Terörü bitirmek, yeni çıkacak olan terör örgütlerine fırsat vermemek, bütün bunları tabii ki sadece Türkiye’yi idare edenler, hükümet açısından da söylemiyorum, herkese söylüyorum, daha geniş kapsamda söylüyorum, bu herkesin sorumluluğundadır.

Bugün hamasetten uzak, doğru olan şeyler söylenmelidir. Bunlar her açıdan söylenebilir, dinlenebilir. Bunların konuşulması ve teröristlerin işine yarayacak şekilde, moral bozacak şekilde olmaması gerekir. Bunu herkes için söylüyorum. İktidar, muhalefet, Meclis’in dışındakiler... Herkes için söylüyorum. Gün bu gündür

* Cumhurbaşkanı olarak siz parti liderlerini yuvarlak masa etrafında toplamayı düşünüyor musunuz?

Ben bunu düşünüyorum. Yalnız bundan önce tabii ki bir ön çalışma yapacağım. Bunun olabilirliğini görmem lazım.

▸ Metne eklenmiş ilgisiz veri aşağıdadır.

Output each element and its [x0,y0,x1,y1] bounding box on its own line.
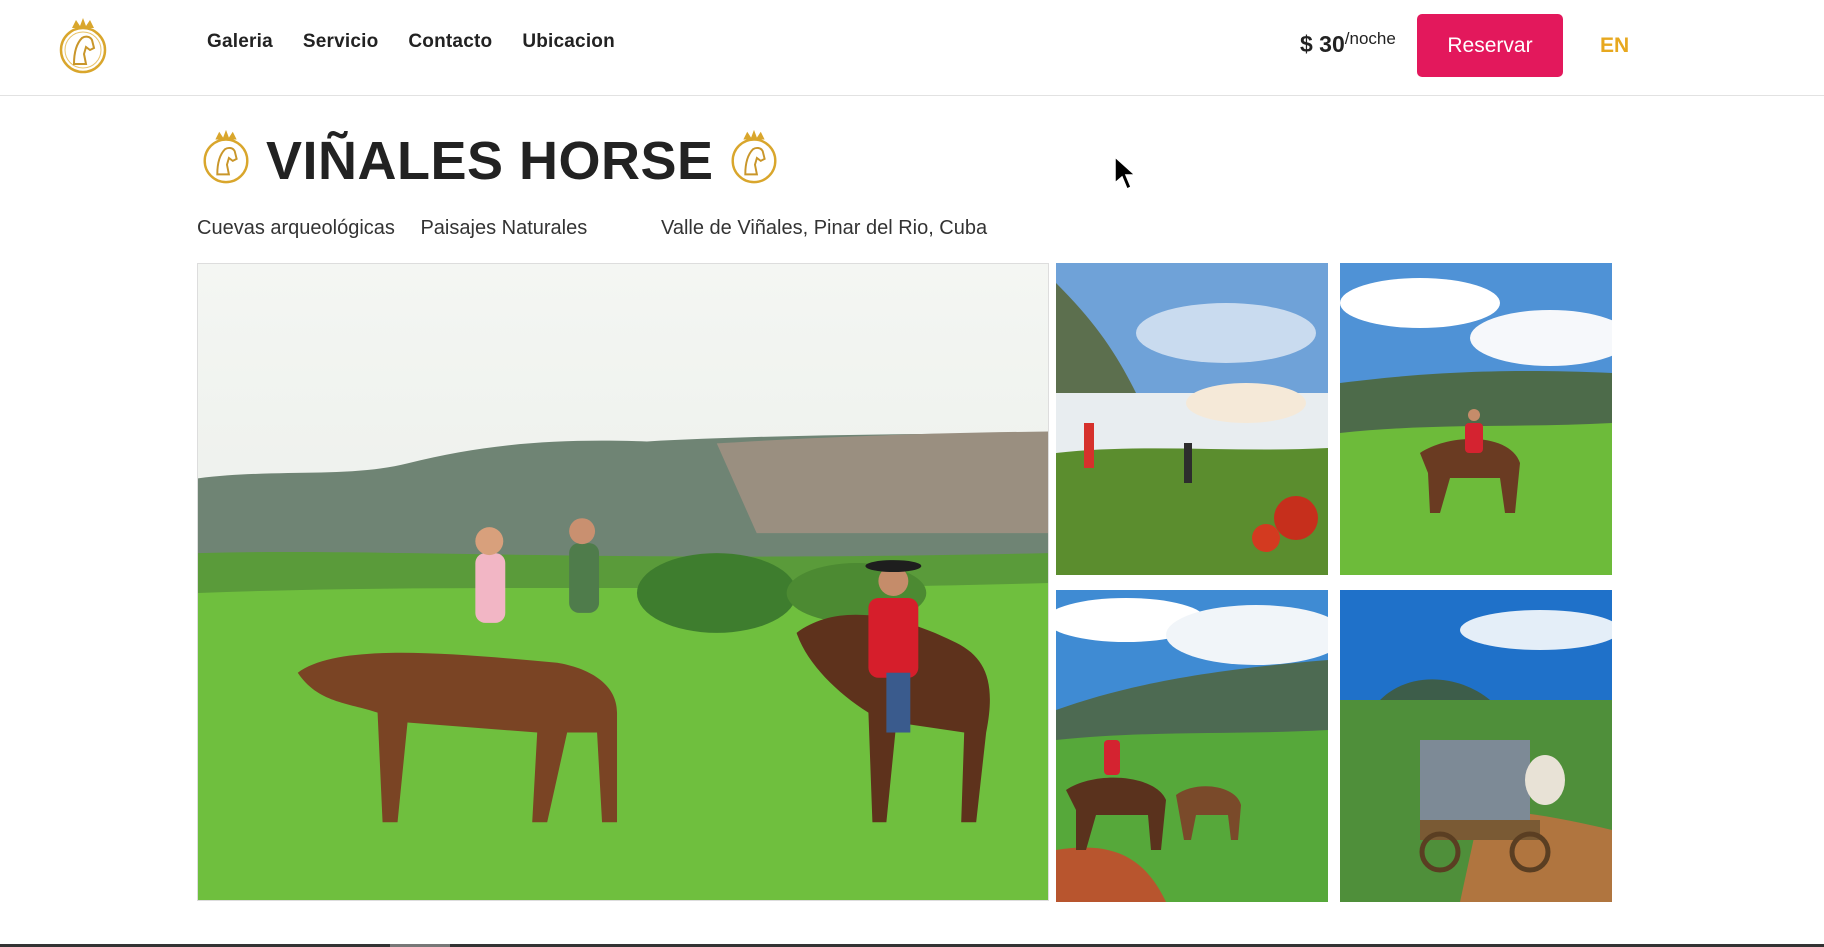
nav-link-ubicacion[interactable]: Ubicacion [522,31,615,53]
page-title: VIÑALES HORSE [266,131,714,191]
reserve-button[interactable]: Reservar [1417,14,1563,77]
language-switch[interactable]: EN [1600,34,1629,58]
horseback-riders-valley-photo[interactable] [197,263,1049,901]
horse-crown-logo-icon[interactable] [52,14,114,76]
horse-crown-logo-icon [731,129,777,184]
page-title-row: VIÑALES HORSE [196,118,784,194]
nightly-price: $ 30/noche [1300,29,1396,58]
nav-link-galeria[interactable]: Galeria [207,31,273,53]
horse-crown-logo-icon [203,129,249,184]
tag-landscapes: Paisajes Naturales [420,217,588,239]
mouse-pointer-icon [1114,156,1137,191]
nav-link-servicio[interactable]: Servicio [303,31,379,53]
main-nav: Galeria Servicio Contacto Ubicacion [207,31,615,53]
price-unit: /noche [1344,29,1396,48]
top-navigation-bar: Galeria Servicio Contacto Ubicacion $ 30… [0,0,1824,96]
oxcart-tour-photo[interactable] [1340,590,1612,902]
feature-tags: Cuevas arqueológicas Paisajes Naturales [197,217,607,240]
sunrise-valley-photo[interactable] [1056,263,1328,575]
location-text: Valle de Viñales, Pinar del Rio, Cuba [661,217,988,239]
tag-caves: Cuevas arqueológicas [197,217,395,239]
rider-on-meadow-photo[interactable] [1340,263,1612,575]
nav-link-contacto[interactable]: Contacto [408,31,492,53]
riders-near-mogotes-photo[interactable] [1056,590,1328,902]
price-amount: $ 30 [1300,31,1345,57]
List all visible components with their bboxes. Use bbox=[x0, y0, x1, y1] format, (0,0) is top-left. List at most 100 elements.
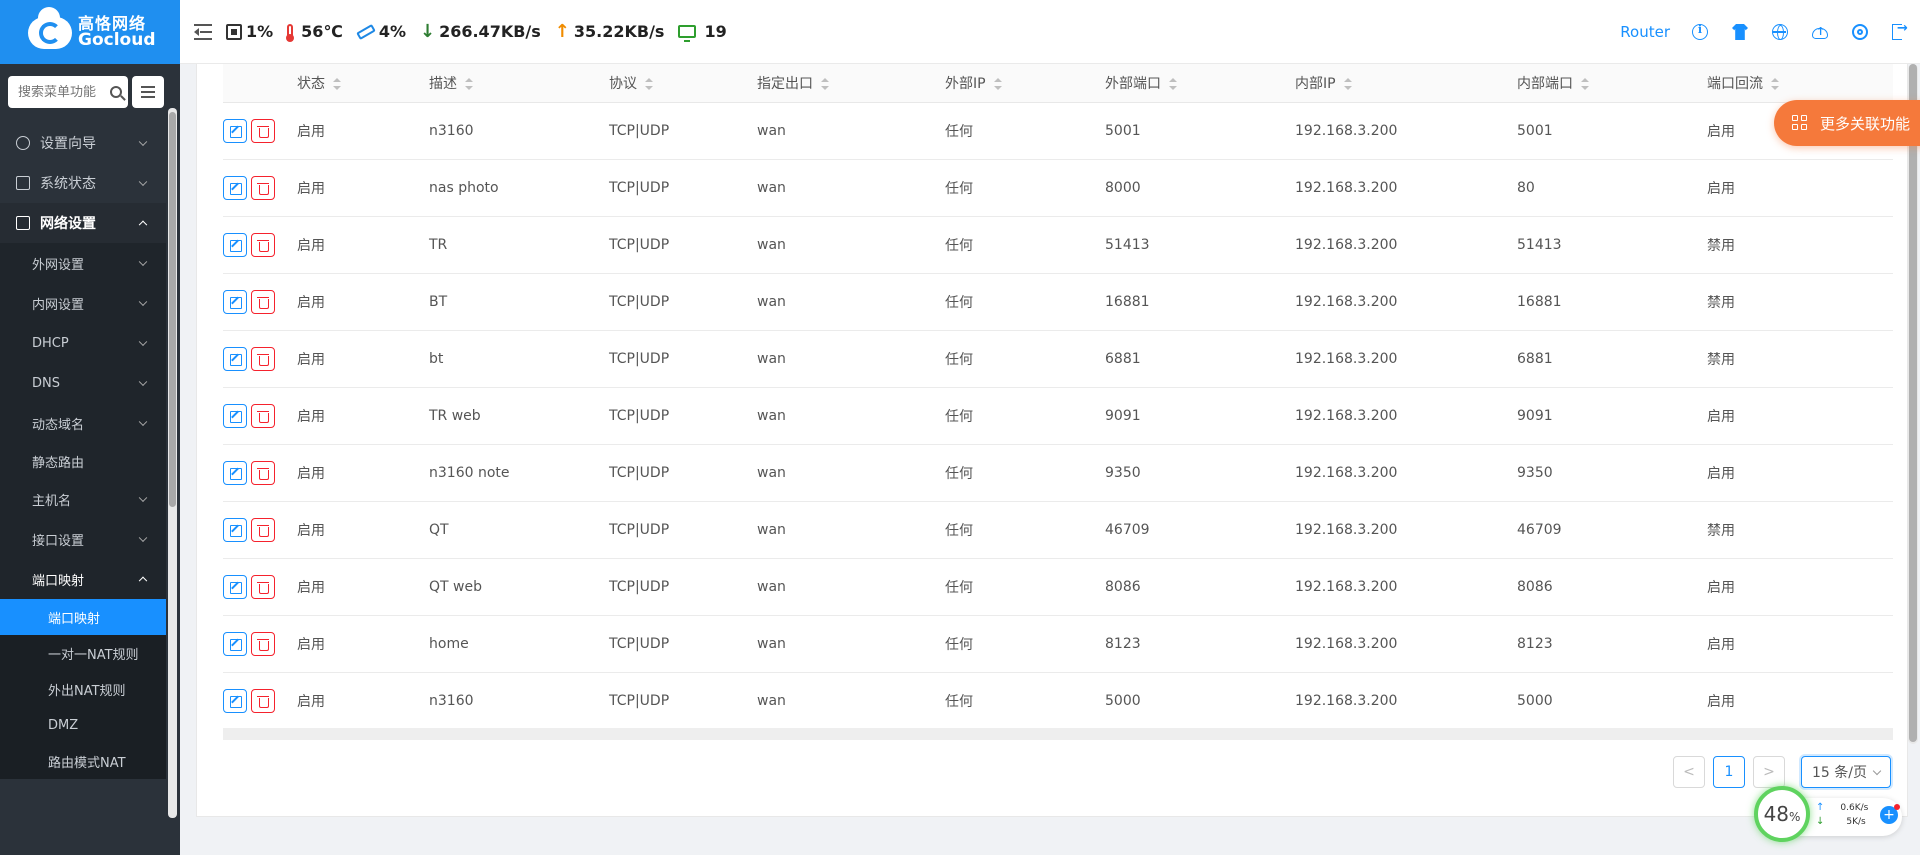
chevron-down-icon bbox=[138, 137, 148, 147]
internal-ip-cell: 192.168.3.200 bbox=[1295, 179, 1398, 196]
external-port-cell: 5001 bbox=[1105, 122, 1141, 139]
page-size-select[interactable]: 15 条/页 bbox=[1801, 756, 1891, 788]
edit-icon[interactable] bbox=[223, 175, 247, 200]
delete-icon[interactable] bbox=[251, 403, 275, 428]
sidebar-item-one-to-one-nat[interactable]: 一对一NAT规则 bbox=[0, 635, 166, 671]
sidebar-item-port-mapping[interactable]: 端口映射 bbox=[0, 599, 166, 635]
edit-icon[interactable] bbox=[223, 517, 247, 542]
sidebar-item-hostname[interactable]: 主机名 bbox=[0, 479, 166, 519]
edit-icon[interactable] bbox=[223, 118, 247, 143]
devices-value: 19 bbox=[704, 22, 727, 41]
sort-icon[interactable] bbox=[1771, 77, 1779, 90]
delete-icon[interactable] bbox=[251, 346, 275, 371]
edit-icon[interactable] bbox=[223, 289, 247, 314]
protocol-cell: TCP|UDP bbox=[609, 236, 670, 253]
table-row: 启用 QT web TCP|UDP wan 任何 8086 192.168.3.200 808… bbox=[223, 558, 1893, 615]
delete-icon[interactable] bbox=[251, 175, 275, 200]
edit-icon[interactable] bbox=[223, 346, 247, 371]
loopback-cell: 启用 bbox=[1707, 636, 1735, 653]
internal-ip-cell: 192.168.3.200 bbox=[1295, 578, 1398, 595]
menu-toggle-button[interactable] bbox=[132, 76, 164, 108]
sidebar-item-label: 系统状态 bbox=[40, 176, 96, 192]
speed-widget[interactable]: ↑ 0.6K/s ↓ 5K/s + 48% bbox=[1754, 786, 1904, 842]
cloud-upload-icon[interactable] bbox=[1812, 25, 1828, 39]
header-protocol[interactable]: 协议 bbox=[609, 64, 757, 102]
internal-ip-cell: 192.168.3.200 bbox=[1295, 236, 1398, 253]
delete-icon[interactable] bbox=[251, 118, 275, 143]
logo[interactable]: 高恪网络 Gocloud bbox=[0, 0, 180, 64]
port-mapping-submenu: 端口映射 一对一NAT规则 外出NAT规则 DMZ 路由模式NAT bbox=[0, 599, 166, 779]
theme-shirt-icon[interactable] bbox=[1732, 24, 1748, 40]
actions-cell bbox=[223, 615, 297, 672]
sidebar-item-wan[interactable]: 外网设置 bbox=[0, 243, 166, 283]
sidebar-item-dhcp[interactable]: DHCP bbox=[0, 323, 166, 363]
sort-icon[interactable] bbox=[465, 77, 473, 90]
sidebar-item-dns[interactable]: DNS bbox=[0, 363, 166, 403]
language-globe-icon[interactable] bbox=[1772, 24, 1788, 40]
delete-icon[interactable] bbox=[251, 460, 275, 485]
delete-icon[interactable] bbox=[251, 688, 275, 713]
sort-icon[interactable] bbox=[1581, 77, 1589, 90]
edit-icon[interactable] bbox=[223, 574, 247, 599]
memory-percent-circle[interactable]: 48% bbox=[1754, 786, 1810, 842]
sidebar-item-lan[interactable]: 内网设置 bbox=[0, 283, 166, 323]
sidebar-item-outbound-nat[interactable]: 外出NAT规则 bbox=[0, 671, 166, 707]
sidebar-item-label: 外网设置 bbox=[32, 257, 85, 273]
edit-icon[interactable] bbox=[223, 460, 247, 485]
info-icon[interactable] bbox=[1692, 23, 1708, 40]
sort-icon[interactable] bbox=[993, 77, 1002, 90]
sidebar-item-ddns[interactable]: 动态域名 bbox=[0, 403, 166, 443]
sidebar-item-system-status[interactable]: 系统状态 bbox=[0, 163, 166, 203]
sidebar-item-interface[interactable]: 接口设置 bbox=[0, 519, 166, 559]
table-horizontal-scrollbar[interactable] bbox=[223, 728, 1893, 740]
collapse-sidebar-icon[interactable] bbox=[194, 23, 212, 40]
edit-icon[interactable] bbox=[223, 631, 247, 656]
sidebar-scrollbar-thumb[interactable] bbox=[169, 112, 176, 507]
logo-text-en: Gocloud bbox=[78, 30, 156, 50]
sort-icon[interactable] bbox=[1169, 77, 1177, 90]
header-internal-ip[interactable]: 内部IP bbox=[1295, 64, 1517, 102]
header-description[interactable]: 描述 bbox=[429, 64, 609, 102]
sort-icon[interactable] bbox=[1343, 77, 1352, 90]
logout-icon[interactable] bbox=[1892, 21, 1908, 40]
menu-search-input[interactable] bbox=[18, 84, 108, 100]
sort-icon[interactable] bbox=[333, 77, 341, 90]
header-external-ip[interactable]: 外部IP bbox=[945, 64, 1105, 102]
table-header-row: 状态 描述 协议 指定出口 外部IP 外部端口 内部IP 内部端口 端口回流 bbox=[223, 64, 1893, 102]
header-internal-port[interactable]: 内部端口 bbox=[1517, 64, 1707, 102]
sidebar-item-static-route[interactable]: 静态路由 bbox=[0, 443, 166, 479]
header-outbound[interactable]: 指定出口 bbox=[757, 64, 945, 102]
sidebar-item-router-nat[interactable]: 路由模式NAT bbox=[0, 743, 166, 779]
next-page-button[interactable]: > bbox=[1753, 756, 1785, 788]
page-scrollbar-thumb[interactable] bbox=[1909, 64, 1917, 742]
page-1-button[interactable]: 1 bbox=[1713, 756, 1745, 788]
chevron-down-icon bbox=[138, 417, 148, 427]
router-mode-link[interactable]: Router bbox=[1620, 23, 1670, 41]
sidebar-item-dmz[interactable]: DMZ bbox=[0, 707, 166, 743]
sidebar-item-network-settings[interactable]: 网络设置 bbox=[0, 203, 166, 243]
delete-icon[interactable] bbox=[251, 232, 275, 257]
header-status[interactable]: 状态 bbox=[297, 64, 429, 102]
sort-icon[interactable] bbox=[645, 77, 653, 90]
table-row: 启用 n3160 TCP|UDP wan 任何 5001 192.168.3.200 5001… bbox=[223, 102, 1893, 159]
sidebar-item-port-mapping-group[interactable]: 端口映射 bbox=[0, 559, 166, 599]
edit-icon[interactable] bbox=[223, 232, 247, 257]
gear-icon[interactable] bbox=[1852, 24, 1868, 40]
search-icon[interactable] bbox=[110, 86, 122, 98]
delete-icon[interactable] bbox=[251, 631, 275, 656]
connected-devices[interactable]: 19 bbox=[678, 22, 727, 42]
menu-search[interactable] bbox=[8, 76, 128, 108]
edit-icon[interactable] bbox=[223, 403, 247, 428]
header-loopback[interactable]: 端口回流 bbox=[1707, 64, 1893, 102]
sort-icon[interactable] bbox=[821, 77, 829, 90]
edit-icon[interactable] bbox=[223, 688, 247, 713]
delete-icon[interactable] bbox=[251, 289, 275, 314]
prev-page-button[interactable]: < bbox=[1673, 756, 1705, 788]
plus-icon[interactable]: + bbox=[1880, 804, 1900, 824]
more-features-button[interactable]: 更多关联功能 bbox=[1774, 100, 1920, 146]
sidebar-item-setup-wizard[interactable]: 设置向导 bbox=[0, 123, 166, 163]
status-cell: 启用 bbox=[297, 693, 325, 710]
header-external-port[interactable]: 外部端口 bbox=[1105, 64, 1295, 102]
delete-icon[interactable] bbox=[251, 574, 275, 599]
delete-icon[interactable] bbox=[251, 517, 275, 542]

* Hepsi bir arada mı tek tek mi?

Hepsi bir arada. Zaten defalarca tek tek hepsiyle görüştüm. Bütün bu olayları teferruatlı bir şekilde defalarca basına yansımadan, hiçbirinizin bilgisi olmadan görüştüm. Bütün öngörülerimi teferruatlı olarak konuştum. Liderler de ona saygı gösterip, onlar da kendilerinde muhafaza ettiler. Bunun (liderler zirvesi) açıkçası bir ön çalışmasını yapacağım. Tabii ki yapmayı düşünüyorum. Olabilirliğini görürsem beraber de yapmayı düşünüyorum. Ama buna bakarak...

* Bu hassas ortamda iktidar muhalefet arasında gerilim yükseldikçe bu topluma da olumsuz yansıyor...

Onu söyledim. Bugün tam tersine tüm Türkiye’de moralleri daha güçlü yapmamız lazım ki terör örgütü ayıklanabilsin.

* 7 askerin şehit olduğu Tokat’taki terör eylemini yapanların kim olduğuna dair istihbarat birimlerinden bilgi alacağınıza dair bir açıklamanız vardı...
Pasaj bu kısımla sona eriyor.